As he told me in a phone interview a few weeks ago, Steps in Time “uses some of the songs that I’ve done, but I just found a lot of great songs that fit my mindset at the time or that helped tell the story. Songs that I’ve never sung before.”
Fair enough. Still, many of the selections seemed awfully arbitrary, however pleasantly sung, and there was not a single mention of the three major musicals he directed but did not appear in — Nine, Grand Hotel and The Will Rogers Follies — let alone a song from any of them.

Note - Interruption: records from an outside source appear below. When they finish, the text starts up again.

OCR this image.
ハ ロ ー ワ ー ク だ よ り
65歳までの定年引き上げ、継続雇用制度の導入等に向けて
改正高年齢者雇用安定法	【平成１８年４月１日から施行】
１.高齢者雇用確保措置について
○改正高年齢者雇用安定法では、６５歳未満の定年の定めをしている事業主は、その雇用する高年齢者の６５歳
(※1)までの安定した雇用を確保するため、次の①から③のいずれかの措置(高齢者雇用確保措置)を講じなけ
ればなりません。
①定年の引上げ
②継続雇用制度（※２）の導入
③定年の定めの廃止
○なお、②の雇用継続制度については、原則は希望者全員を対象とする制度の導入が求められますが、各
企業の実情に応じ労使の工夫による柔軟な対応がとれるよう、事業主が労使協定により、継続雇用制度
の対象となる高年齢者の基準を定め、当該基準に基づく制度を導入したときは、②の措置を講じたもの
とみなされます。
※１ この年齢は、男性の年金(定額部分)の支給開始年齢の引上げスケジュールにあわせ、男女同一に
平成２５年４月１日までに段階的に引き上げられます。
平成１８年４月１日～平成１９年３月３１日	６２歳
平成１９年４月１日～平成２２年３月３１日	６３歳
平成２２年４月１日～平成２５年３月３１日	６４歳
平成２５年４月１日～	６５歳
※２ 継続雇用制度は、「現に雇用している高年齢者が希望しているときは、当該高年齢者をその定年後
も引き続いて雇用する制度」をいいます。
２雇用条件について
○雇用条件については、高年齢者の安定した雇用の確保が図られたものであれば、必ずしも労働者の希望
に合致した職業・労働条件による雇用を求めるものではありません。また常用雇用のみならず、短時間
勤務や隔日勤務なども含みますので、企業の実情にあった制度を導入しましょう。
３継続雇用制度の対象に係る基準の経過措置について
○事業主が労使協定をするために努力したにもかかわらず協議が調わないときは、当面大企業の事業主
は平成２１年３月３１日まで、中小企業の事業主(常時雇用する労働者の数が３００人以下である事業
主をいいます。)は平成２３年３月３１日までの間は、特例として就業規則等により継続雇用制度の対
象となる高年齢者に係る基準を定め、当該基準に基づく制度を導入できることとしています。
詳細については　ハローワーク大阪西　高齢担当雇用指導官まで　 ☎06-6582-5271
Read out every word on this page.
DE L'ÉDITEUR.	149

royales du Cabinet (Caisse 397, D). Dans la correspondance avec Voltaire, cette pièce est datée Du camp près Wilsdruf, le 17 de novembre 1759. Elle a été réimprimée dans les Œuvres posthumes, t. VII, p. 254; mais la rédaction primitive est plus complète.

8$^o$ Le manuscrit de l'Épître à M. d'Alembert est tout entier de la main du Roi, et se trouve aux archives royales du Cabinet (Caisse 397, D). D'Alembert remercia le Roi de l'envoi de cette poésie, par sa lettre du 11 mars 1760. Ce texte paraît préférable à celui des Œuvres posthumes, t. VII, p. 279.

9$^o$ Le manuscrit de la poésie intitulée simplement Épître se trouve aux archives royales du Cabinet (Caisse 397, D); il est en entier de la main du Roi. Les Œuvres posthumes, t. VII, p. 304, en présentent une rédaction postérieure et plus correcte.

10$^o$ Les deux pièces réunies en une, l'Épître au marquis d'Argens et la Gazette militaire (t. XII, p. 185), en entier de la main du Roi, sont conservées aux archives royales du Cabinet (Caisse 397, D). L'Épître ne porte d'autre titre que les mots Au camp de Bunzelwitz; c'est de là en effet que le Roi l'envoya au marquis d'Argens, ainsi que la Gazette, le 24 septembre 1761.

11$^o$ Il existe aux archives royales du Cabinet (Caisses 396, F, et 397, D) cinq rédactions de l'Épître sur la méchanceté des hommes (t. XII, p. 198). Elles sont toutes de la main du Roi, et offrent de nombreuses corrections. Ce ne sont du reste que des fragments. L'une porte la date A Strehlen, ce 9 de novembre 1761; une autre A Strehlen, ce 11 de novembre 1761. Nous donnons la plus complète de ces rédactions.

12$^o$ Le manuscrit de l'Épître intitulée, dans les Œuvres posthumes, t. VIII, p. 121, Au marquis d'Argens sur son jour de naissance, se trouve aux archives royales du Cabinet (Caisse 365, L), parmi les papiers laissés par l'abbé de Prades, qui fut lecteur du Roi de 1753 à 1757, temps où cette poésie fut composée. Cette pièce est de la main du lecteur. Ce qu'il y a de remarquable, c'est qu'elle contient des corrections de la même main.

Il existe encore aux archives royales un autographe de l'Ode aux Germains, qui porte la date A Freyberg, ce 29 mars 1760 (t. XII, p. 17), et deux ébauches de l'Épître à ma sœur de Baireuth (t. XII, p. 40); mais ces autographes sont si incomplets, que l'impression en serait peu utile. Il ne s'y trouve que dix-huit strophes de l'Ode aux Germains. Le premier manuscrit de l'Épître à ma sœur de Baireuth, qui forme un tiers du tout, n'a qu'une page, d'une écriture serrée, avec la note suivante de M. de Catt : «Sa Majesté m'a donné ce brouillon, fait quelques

At 70, Tune continues to be an exceptional dancer, graceful and controlled despite his lanky stature. His height long ago dictated that he would never last long as a chorus dancer. He was simply too distinctive to fit in, so genetics ordained his destiny as a star.
Tune has never had a terrific singing voice. He’s really more of a crooner. But he knows how to caress a lyric with boyish charm, as he demonstrated on Carole King’s Up on the Roof. Why did he select the song? Presumably to give himself a reason to climb an oversized ladder, straddle it and tower over the Kravis audience even more than he already did.
Nor is he a very accomplished writer, and someone who knew how to structure this musical memoir better would have been a real asset. Nevertheless, if this is the autobiographical show of Tune’s that is available, we’ll take it, just to be in his easygoing presence.
It was even worth it simply for his lecture-demonstration of the time step and its various permutations.